Но вот и постоялый двор. Гостиниц в городе нет, а ежели и есть какие-то странные заведения, носящие это имя, то они отличаются именно тем, что в них невозможен приют ни для чего живущего. Двор довольно обширен и покрыт навесом; темно, грязно, воняет. Среди общей тишины слышатся какие-то особенные звуки: лошадь фыркнет, свинья взвизгнет, голубь перепорхнет с места на место. Вы вступаете на крылечко, которого половицы колеблются под ногами; затем темные сени, в углу которых пыхтит самовар; затем ряд сколоченных из сосновых досок дверей, неокрашенных, необитых; на одну из них вам указывают. Вы в горнице.

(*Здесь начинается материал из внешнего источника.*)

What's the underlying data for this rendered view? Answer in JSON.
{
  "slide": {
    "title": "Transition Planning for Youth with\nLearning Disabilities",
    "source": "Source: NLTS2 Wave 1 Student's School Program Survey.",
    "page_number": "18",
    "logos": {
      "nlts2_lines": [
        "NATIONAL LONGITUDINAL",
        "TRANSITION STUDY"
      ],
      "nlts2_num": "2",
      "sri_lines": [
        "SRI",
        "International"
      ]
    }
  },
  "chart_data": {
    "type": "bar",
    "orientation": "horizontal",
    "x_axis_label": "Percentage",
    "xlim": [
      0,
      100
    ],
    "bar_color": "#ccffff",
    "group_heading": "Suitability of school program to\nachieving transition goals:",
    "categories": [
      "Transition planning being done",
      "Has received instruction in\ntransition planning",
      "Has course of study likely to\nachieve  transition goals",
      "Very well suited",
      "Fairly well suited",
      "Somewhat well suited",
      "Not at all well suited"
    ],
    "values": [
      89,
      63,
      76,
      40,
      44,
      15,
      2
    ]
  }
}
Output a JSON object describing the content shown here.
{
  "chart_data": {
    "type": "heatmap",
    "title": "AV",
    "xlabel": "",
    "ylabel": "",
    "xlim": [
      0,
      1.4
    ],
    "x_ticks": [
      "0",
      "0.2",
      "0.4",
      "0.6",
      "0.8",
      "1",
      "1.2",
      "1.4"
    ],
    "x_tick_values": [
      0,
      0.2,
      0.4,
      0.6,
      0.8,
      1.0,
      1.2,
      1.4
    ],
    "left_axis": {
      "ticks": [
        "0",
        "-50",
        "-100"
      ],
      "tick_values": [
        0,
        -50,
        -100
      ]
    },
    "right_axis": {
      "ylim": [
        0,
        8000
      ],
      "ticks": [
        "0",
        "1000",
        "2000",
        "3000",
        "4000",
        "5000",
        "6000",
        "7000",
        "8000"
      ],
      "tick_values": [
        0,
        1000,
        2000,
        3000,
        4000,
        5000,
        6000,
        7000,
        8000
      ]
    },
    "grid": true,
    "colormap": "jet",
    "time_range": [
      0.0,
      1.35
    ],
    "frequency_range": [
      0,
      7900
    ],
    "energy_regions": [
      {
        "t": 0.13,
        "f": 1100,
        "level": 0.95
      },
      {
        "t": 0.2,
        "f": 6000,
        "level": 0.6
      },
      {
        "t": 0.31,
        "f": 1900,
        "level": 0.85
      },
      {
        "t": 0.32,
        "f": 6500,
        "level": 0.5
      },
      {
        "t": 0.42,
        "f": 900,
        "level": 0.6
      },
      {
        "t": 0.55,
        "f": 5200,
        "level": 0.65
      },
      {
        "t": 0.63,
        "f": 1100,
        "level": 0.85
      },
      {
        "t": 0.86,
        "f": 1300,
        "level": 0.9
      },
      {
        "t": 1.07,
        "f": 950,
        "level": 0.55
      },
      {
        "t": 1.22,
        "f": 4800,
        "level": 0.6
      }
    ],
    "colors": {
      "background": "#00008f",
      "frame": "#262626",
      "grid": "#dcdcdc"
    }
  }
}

Нет ничего унылее, как русский уездный город летом, особливо часов с десяти утра до шести пополудни, когда жар не то что палит, а словно льет с неба и окачивает человека с головы до ног. Вы не уверены, что город не спит, но в то же время не можете утверждать и того, что он спит, потому что повсюду слышится не то что движение, а какой-то странный шорох, как будто где-то кто-то роется… По временам в окошко, около самого вашего уха, совершенно неожиданно раздается окрик, с трудом вылетающий из пересохшего горла:

— Клубнички… не надо ли… клубнички!

Перед вами стоит баба в белой рубахе, в такой же, испещренной красными узорами, юбке и с цветною повязкой на голове. Она предлагает через отворенное окно плетеную коробью краснобокой и пахучей лесной клубники и сама между тем отирает рукавом пот, горошинами выступающий на лице. Очевидно, она рада остановиться у вашего окна, потому что тут она, по крайней мере, в тени. Она уж с час шляется по улицам, заглядывает во все окна, во все двери и нигде никого не видит, кроме лениво вспархивающих при ее приближении голубей. И вот, наконец, перед нею живое существо, устроившееся около окна и как будто прислушивающееся к преисполненной шороха тишине…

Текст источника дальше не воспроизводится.